Théâtre des Champs-Élysées, 6 avril
Plus qu’à un simple concert, proposé dans le cadre des « Grandes Voix », c’est au triomphe de Massenet que nous assistons. Car Manon est donnée plus complète qu’à l’habitude, mis à part les ballets et quelques répliques parlées. C’est ainsi que l’on savoure avec béatitude des phrases ou reprises qu’on n’avait jamais entendues, sauf au disque, comme la « Chanson » de Guillot sur le Régent (acte IV) ou la totalité des « Couplets » des archers (acte V).
Le chœur Octopus, dont certains membres tiennent aussi, de leur pupitre, les innombrables petits rôles, et l’Orchestre National de Belgique sonnent magnifiquement, sous la baguette de Frédéric Chaslin. Le chef donne le ton, dès le Prélude : ce Massenet sera fiévreux, emporté, romantique en diable.
Un gros écueil, cependant, gâche notre plaisir. Nino Machaidze semble n’avoir aucune notion de la diction française, pas une voyelle n’est correctement émise, et le phrasé se perd dans un insupportable yaourt, qui avale la moitié de sa locution. De plus, la soprano géorgienne semble incapable de rendre l’évolution psychologique de Manon, diva dès la première seconde. Soyons honnête, on se laisse parfois emporter par un joli timbre et de beaux moyens. Mais il est absolument inadmissible de traiter l’opéra français avec une telle désinvolture.
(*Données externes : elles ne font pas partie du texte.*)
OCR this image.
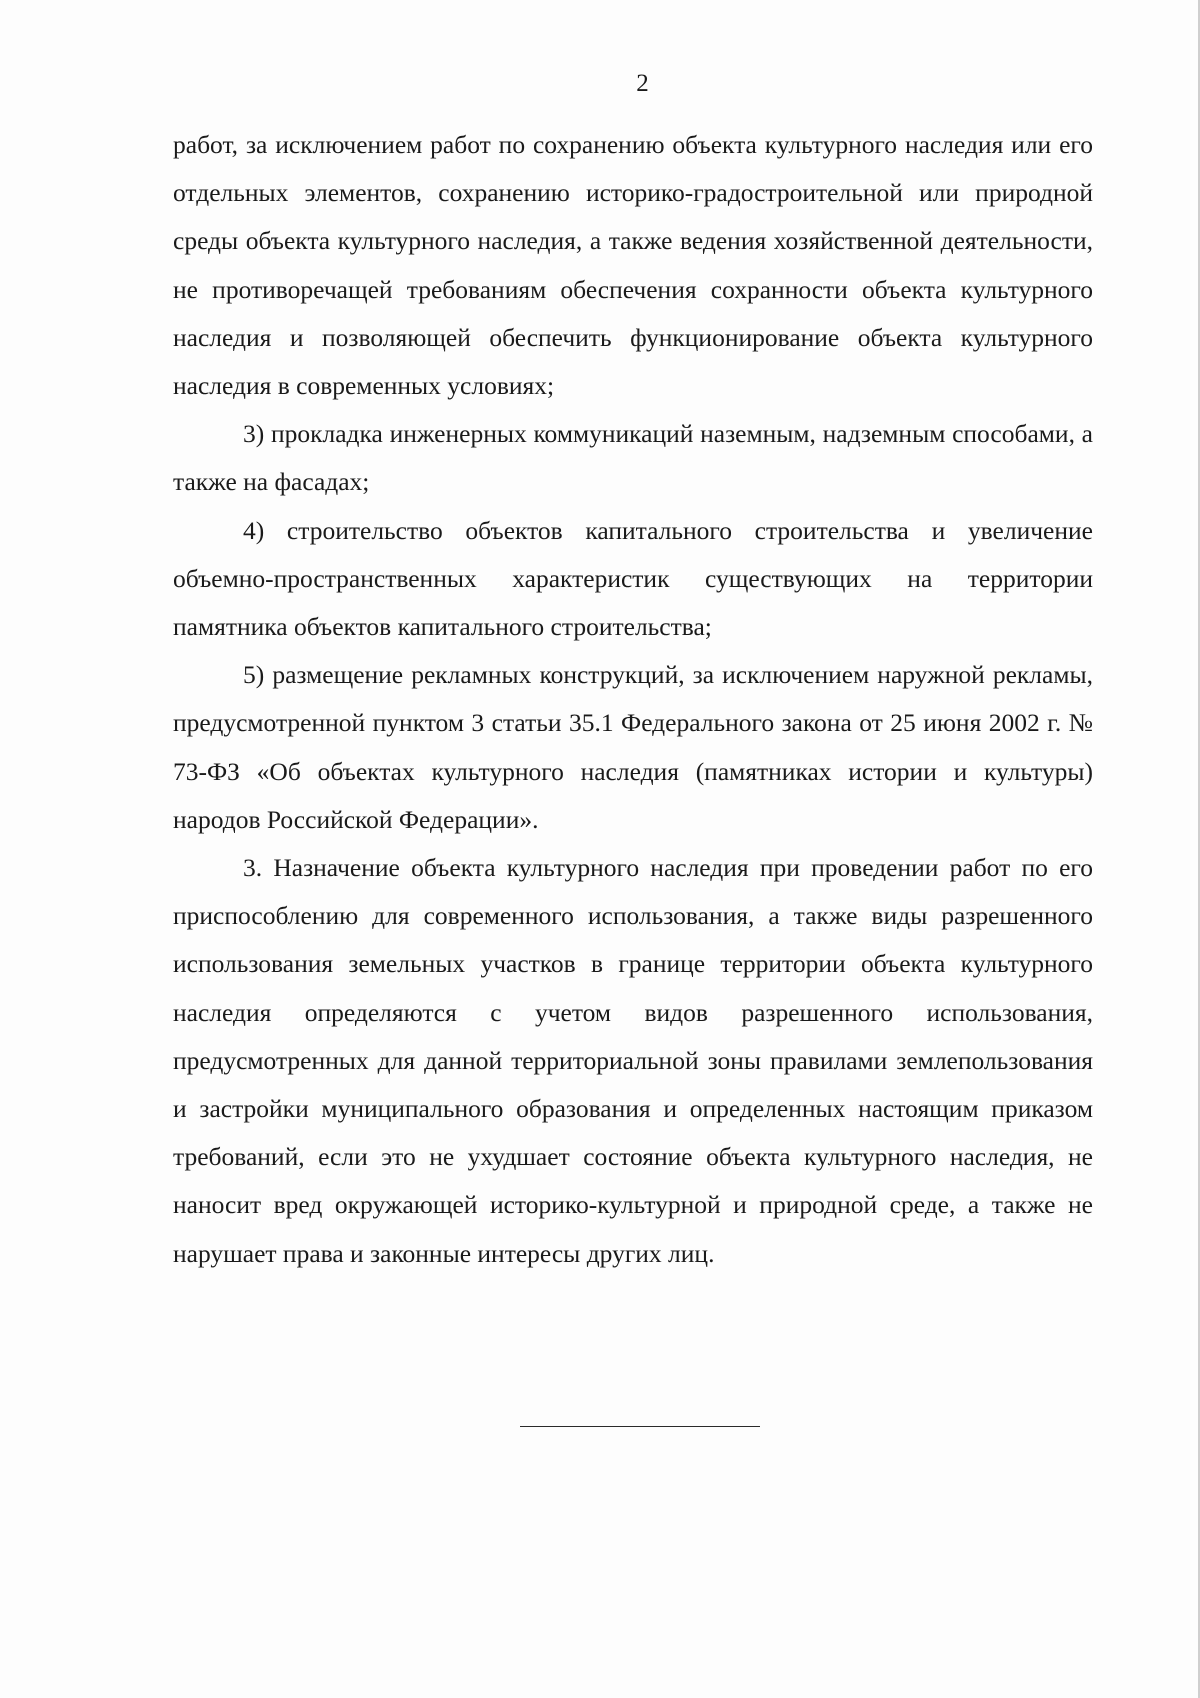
2

работ, за исключением работ по сохранению объекта культурного наследия или его отдельных элементов, сохранению историко-градостроительной или природной среды объекта культурного наследия, а также ведения хозяйственной деятельности, не противоречащей требованиям обеспечения сохранности объекта культурного наследия и позволяющей обеспечить функционирование объекта культурного наследия в современных условиях;

3) прокладка инженерных коммуникаций наземным, надземным способами, а также на фасадах;

4) строительство объектов капитального строительства и увеличение объемно-пространственных характеристик существующих на территории памятника объектов капитального строительства;

5) размещение рекламных конструкций, за исключением наружной рекламы, предусмотренной пунктом 3 статьи 35.1 Федерального закона от 25 июня 2002 г. № 73-ФЗ «Об объектах культурного наследия (памятниках истории и культуры) народов Российской Федерации».

3. Назначение объекта культурного наследия при проведении работ по его приспособлению для современного использования, а также виды разрешенного использования земельных участков в границе территории объекта культурного наследия определяются с учетом видов разрешенного использования, предусмотренных для данной территориальной зоны правилами землепользования и застройки муниципального образования и определенных настоящим приказом требований, если это не ухудшает состояние объекта культурного наследия, не наносит вред окружающей историко-культурной и природной среде, а также не нарушает права и законные интересы других лиц.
On attendait beaucoup de la prise de rôle de Juan Diego Florez, et on n’a pas été déçue. Avec la technique parfaite et la minutie qu’on lui connaît, son Chevalier sonne clair et passionné, concentré et investi. Le seul – minime – reproche qu’on pourrait lui adresser serait de ne pas imprimer une marque plus personnelle, comme il a pu le faire en Werther. Pour l’instant, en effet, le ténor péruvien ne se démarque pas vraiment des nombreux grands Des Grieux qui l’ont précédé.
Jean-Gabriel Saint-Martin donne une forte présence à Lescaut, au point de le rendre omniprésent. Voix bien projetée, diction percutante, tout est réuni pour une composition marquante. Marc Barrard offre, comme à son habitude, une véritable leçon de chant français en Comte, et Jean-Christophe Lanièce est un Brétigny des plus recommandables.
Raphaël Brémard n’a pas tout à fait la voix de trial de Guillot, mais il est cauteleux à souhait, et se tire à merveille d’un personnage plus malveillant que ridicule. Jennifer Michel, Tatiana Probst et Eléonore Pancrazi forment un trio de belles tout à fait acceptable, mais on a déjà entendu mieux.
Durant le concert, ces messieurs esquissent des gestes, des sourires, des œillades, pour donner vie à leur incarnation, tandis que Manon se tortille et ouvre grand les bras. Mais Massenet, fin connaisseur de la scène, a besoin d’étreintes, de corps qui se frôlent et se défient. Une version de concert, aussi estimable soit-elle, ne lui suffit pas.